Enhancing thermal mixing of supercritical water through a confined co-flowing planar jet

Abstract

Previous studies have reported that the thermal mixing of supercritical water (SCW) would be inhibited by the density gradient in jet flow. The confined co-flowing planar jet which has one central inlet and two outer inlets is expected to enhance thermal mixing through stronger turbulent entrainment induced by double mixing layers. Direct numerical simulations (DNS) of planar jet of supercritical water (653–843 K, 25 MPa) are performed. The effects of the density ratio ρr (1.1, 3, 6) between jet and ambient fluids, the Reynolds number based on the density, velocity, diameter, and viscosity of central inlet Rein=ρinUinDin/μin (1000–4000), and the buoyancy on thermal mixing properties are investigated.
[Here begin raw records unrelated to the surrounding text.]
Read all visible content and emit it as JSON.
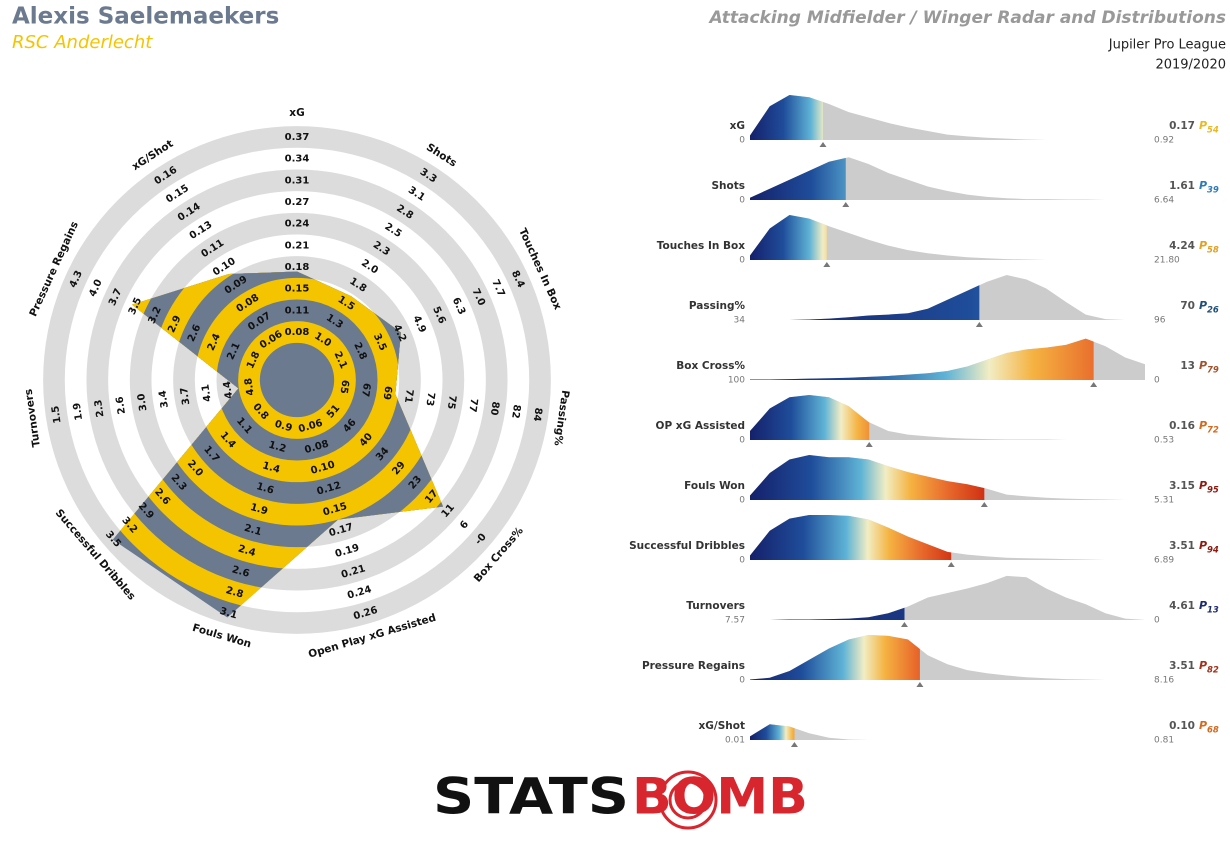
{
  "header": {
    "player": "Alexis Saelemaekers",
    "team": "RSC Anderlecht",
    "title": "Attacking Midfielder / Winger Radar and Distributions",
    "league": "Jupiler Pro League",
    "season": "2019/2020"
  },
  "logo": {
    "left": "STATS",
    "right": "BOMB"
  },
  "chart_data": [
    {
      "type": "radar",
      "color": "#f5c400",
      "color2": "#6b7a8f",
      "ring_color": "#dcdcdc",
      "axes": [
        {
          "name": "xG",
          "value": 0.17,
          "ticks": [
            0.08,
            0.11,
            0.15,
            0.18,
            0.21,
            0.24,
            0.27,
            0.31,
            0.34,
            0.37
          ]
        },
        {
          "name": "Shots",
          "value": 1.61,
          "ticks": [
            {
              "value": 1,
              "label": "1.0"
            },
            1.3,
            1.5,
            1.8,
            {
              "value": 2,
              "label": "2.0"
            },
            2.3,
            2.5,
            2.8,
            3.1,
            3.3
          ]
        },
        {
          "name": "Touches In Box",
          "value": 4.24,
          "ticks": [
            2.1,
            2.8,
            3.5,
            4.2,
            4.9,
            5.6,
            6.3,
            {
              "value": 7,
              "label": "7.0"
            },
            7.7,
            8.4
          ]
        },
        {
          "name": "Passing%",
          "value": 70,
          "ticks": [
            65,
            67,
            69,
            71,
            73,
            75,
            77,
            80,
            82,
            84
          ]
        },
        {
          "name": "Box Cross%",
          "value": 13,
          "ticks": [
            51,
            46,
            40,
            34,
            29,
            23,
            17,
            11,
            6,
            {
              "value": 0,
              "label": "-0"
            }
          ]
        },
        {
          "name": "Open Play xG Assisted",
          "value": 0.16,
          "ticks": [
            0.06,
            0.08,
            {
              "value": 0.1,
              "label": "0.10"
            },
            0.12,
            0.15,
            0.17,
            0.19,
            0.21,
            0.24,
            0.26
          ]
        },
        {
          "name": "Fouls Won",
          "value": 3.15,
          "ticks": [
            0.9,
            1.2,
            1.4,
            1.6,
            1.9,
            2.1,
            2.4,
            2.6,
            2.8,
            3.1
          ]
        },
        {
          "name": "Successful Dribbles",
          "value": 3.51,
          "ticks": [
            0.8,
            1.1,
            1.4,
            1.7,
            {
              "value": 2,
              "label": "2.0"
            },
            2.3,
            2.6,
            2.9,
            3.2,
            3.5
          ]
        },
        {
          "name": "Turnovers",
          "value": 4.61,
          "ticks": [
            4.8,
            4.4,
            4.1,
            3.7,
            3.4,
            {
              "value": 3,
              "label": "3.0"
            },
            2.6,
            2.3,
            1.9,
            1.5
          ]
        },
        {
          "name": "Pressure Regains",
          "value": 3.51,
          "ticks": [
            1.8,
            2.1,
            2.4,
            2.6,
            2.9,
            3.2,
            3.5,
            3.7,
            {
              "value": 4,
              "label": "4.0"
            },
            4.3
          ]
        },
        {
          "name": "xG/Shot",
          "value": 0.1,
          "ticks": [
            0.06,
            0.07,
            0.08,
            0.09,
            {
              "value": 0.1,
              "label": "0.10"
            },
            0.11,
            0.13,
            0.14,
            0.15,
            0.16
          ]
        }
      ]
    },
    {
      "type": "distribution",
      "percentile_symbol": "P",
      "fill_color": "#cccccc",
      "colormap": [
        [
          0,
          "#15206b"
        ],
        [
          0.25,
          "#1f4d9a"
        ],
        [
          0.45,
          "#5fb3d6"
        ],
        [
          0.55,
          "#f2edc4"
        ],
        [
          0.65,
          "#f5b342"
        ],
        [
          0.8,
          "#e86a2c"
        ],
        [
          1,
          "#c81e0a"
        ]
      ],
      "rows": [
        {
          "name": "xG",
          "xlim": [
            0,
            0.92
          ],
          "xticks": [
            0,
            0.92
          ],
          "value": 0.17,
          "percentile": 54,
          "percentile_color": "#e8b923",
          "density": [
            0.1,
            0.75,
            1.0,
            0.95,
            0.8,
            0.62,
            0.5,
            0.38,
            0.28,
            0.2,
            0.12,
            0.08,
            0.05,
            0.03,
            0.01,
            0,
            0,
            0,
            0,
            0,
            0
          ]
        },
        {
          "name": "Shots",
          "xlim": [
            0,
            6.64
          ],
          "xticks": [
            0,
            6.64
          ],
          "value": 1.61,
          "percentile": 39,
          "percentile_color": "#2c7bb6",
          "density": [
            0.05,
            0.25,
            0.45,
            0.65,
            0.85,
            0.95,
            0.8,
            0.6,
            0.45,
            0.3,
            0.2,
            0.12,
            0.07,
            0.04,
            0.02,
            0.02,
            0.01,
            0.01,
            0,
            0,
            0
          ]
        },
        {
          "name": "Touches In Box",
          "xlim": [
            0,
            21.8
          ],
          "xticks": [
            0,
            {
              "value": 21.8,
              "label": "21.80"
            }
          ],
          "value": 4.24,
          "percentile": 58,
          "percentile_color": "#e0a020",
          "density": [
            0.1,
            0.7,
            1.0,
            0.92,
            0.75,
            0.6,
            0.45,
            0.32,
            0.22,
            0.15,
            0.1,
            0.06,
            0.04,
            0.02,
            0.01,
            0,
            0,
            0,
            0,
            0,
            0
          ]
        },
        {
          "name": "Passing%",
          "xlim": [
            34,
            96
          ],
          "xticks": [
            34,
            96
          ],
          "value": 70,
          "percentile": 26,
          "percentile_color": "#1f4e79",
          "density": [
            0,
            0,
            0,
            0.01,
            0.03,
            0.06,
            0.1,
            0.12,
            0.15,
            0.25,
            0.45,
            0.65,
            0.85,
            1.0,
            0.9,
            0.7,
            0.4,
            0.12,
            0.02,
            0,
            0
          ]
        },
        {
          "name": "Box Cross%",
          "xlim": [
            100,
            0
          ],
          "xticks": [
            100,
            0
          ],
          "value": 13,
          "percentile": 79,
          "percentile_color": "#a0522d",
          "density": [
            0.01,
            0.01,
            0.02,
            0.03,
            0.04,
            0.05,
            0.07,
            0.09,
            0.12,
            0.15,
            0.2,
            0.3,
            0.45,
            0.6,
            0.68,
            0.72,
            0.78,
            0.92,
            0.75,
            0.5,
            0.35
          ]
        },
        {
          "name": "OP xG Assisted",
          "xlim": [
            0,
            0.53
          ],
          "xticks": [
            0,
            0.53
          ],
          "value": 0.16,
          "percentile": 72,
          "percentile_color": "#d2691e",
          "density": [
            0.2,
            0.7,
            0.95,
            1.0,
            0.95,
            0.75,
            0.4,
            0.2,
            0.12,
            0.08,
            0.05,
            0.03,
            0.02,
            0.01,
            0.01,
            0.01,
            0,
            0,
            0,
            0,
            0
          ]
        },
        {
          "name": "Fouls Won",
          "xlim": [
            0,
            5.31
          ],
          "xticks": [
            0,
            5.31
          ],
          "value": 3.15,
          "percentile": 95,
          "percentile_color": "#8b1a10",
          "density": [
            0.1,
            0.6,
            0.9,
            1.0,
            0.95,
            0.95,
            0.9,
            0.75,
            0.62,
            0.52,
            0.42,
            0.35,
            0.25,
            0.12,
            0.08,
            0.05,
            0.03,
            0.02,
            0.01,
            0,
            0
          ]
        },
        {
          "name": "Successful Dribbles",
          "xlim": [
            0,
            6.89
          ],
          "xticks": [
            0,
            6.89
          ],
          "value": 3.51,
          "percentile": 94,
          "percentile_color": "#8b1a10",
          "density": [
            0.1,
            0.65,
            0.92,
            1.0,
            1.0,
            0.98,
            0.9,
            0.72,
            0.52,
            0.35,
            0.18,
            0.12,
            0.08,
            0.05,
            0.04,
            0.03,
            0.02,
            0.01,
            0,
            0,
            0
          ]
        },
        {
          "name": "Turnovers",
          "xlim": [
            7.57,
            0
          ],
          "xticks": [
            7.57,
            0
          ],
          "value": 4.61,
          "percentile": 13,
          "percentile_color": "#1a2a6c",
          "density": [
            0,
            0,
            0.01,
            0.01,
            0.02,
            0.03,
            0.06,
            0.15,
            0.3,
            0.5,
            0.6,
            0.7,
            0.82,
            0.98,
            0.95,
            0.7,
            0.5,
            0.35,
            0.15,
            0.03,
            0
          ]
        },
        {
          "name": "Pressure Regains",
          "xlim": [
            0,
            8.16
          ],
          "xticks": [
            0,
            8.16
          ],
          "value": 3.51,
          "percentile": 82,
          "percentile_color": "#a0301a",
          "density": [
            0.01,
            0.05,
            0.2,
            0.45,
            0.7,
            0.9,
            1.0,
            0.98,
            0.9,
            0.55,
            0.35,
            0.22,
            0.15,
            0.1,
            0.06,
            0.04,
            0.02,
            0.01,
            0,
            0,
            0
          ]
        },
        {
          "name": "xG/Shot",
          "xlim": [
            0.01,
            0.81
          ],
          "xticks": [
            0.01,
            0.81
          ],
          "value": 0.1,
          "value_label": "0.10",
          "percentile": 68,
          "percentile_color": "#d2691e",
          "density": [
            0.08,
            0.35,
            0.3,
            0.15,
            0.05,
            0.01,
            0,
            0,
            0,
            0,
            0,
            0,
            0,
            0,
            0,
            0,
            0,
            0,
            0,
            0,
            0
          ]
        }
      ]
    }
  ]
}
We find that increasing ρr results in the decay of turbulence near the double mixing layers and the attenuation of thermal mixing. The self-similar behavior for co-flowing planar jet of supercritical water can be more likely to achieve for the mean field than for the turbulence field. While increasing Rein results in the amplification of turbulence production in the far-field region due to the vortex stretching mechanism induced by larger velocity gradient, the enhancement of thermal mixing is insignificant. The gravity wave along the normal direction leads to density stratification and inhibition of turbulent mixing near the mixing layers when Rein less than 2000. The gravity effect can be neglected when Rein greater than 2000 due to the increasing turbulence production. Finally, we find that the enhancement of thermal mixing can be achieved by increasing the turbulent intensity of outer inlets.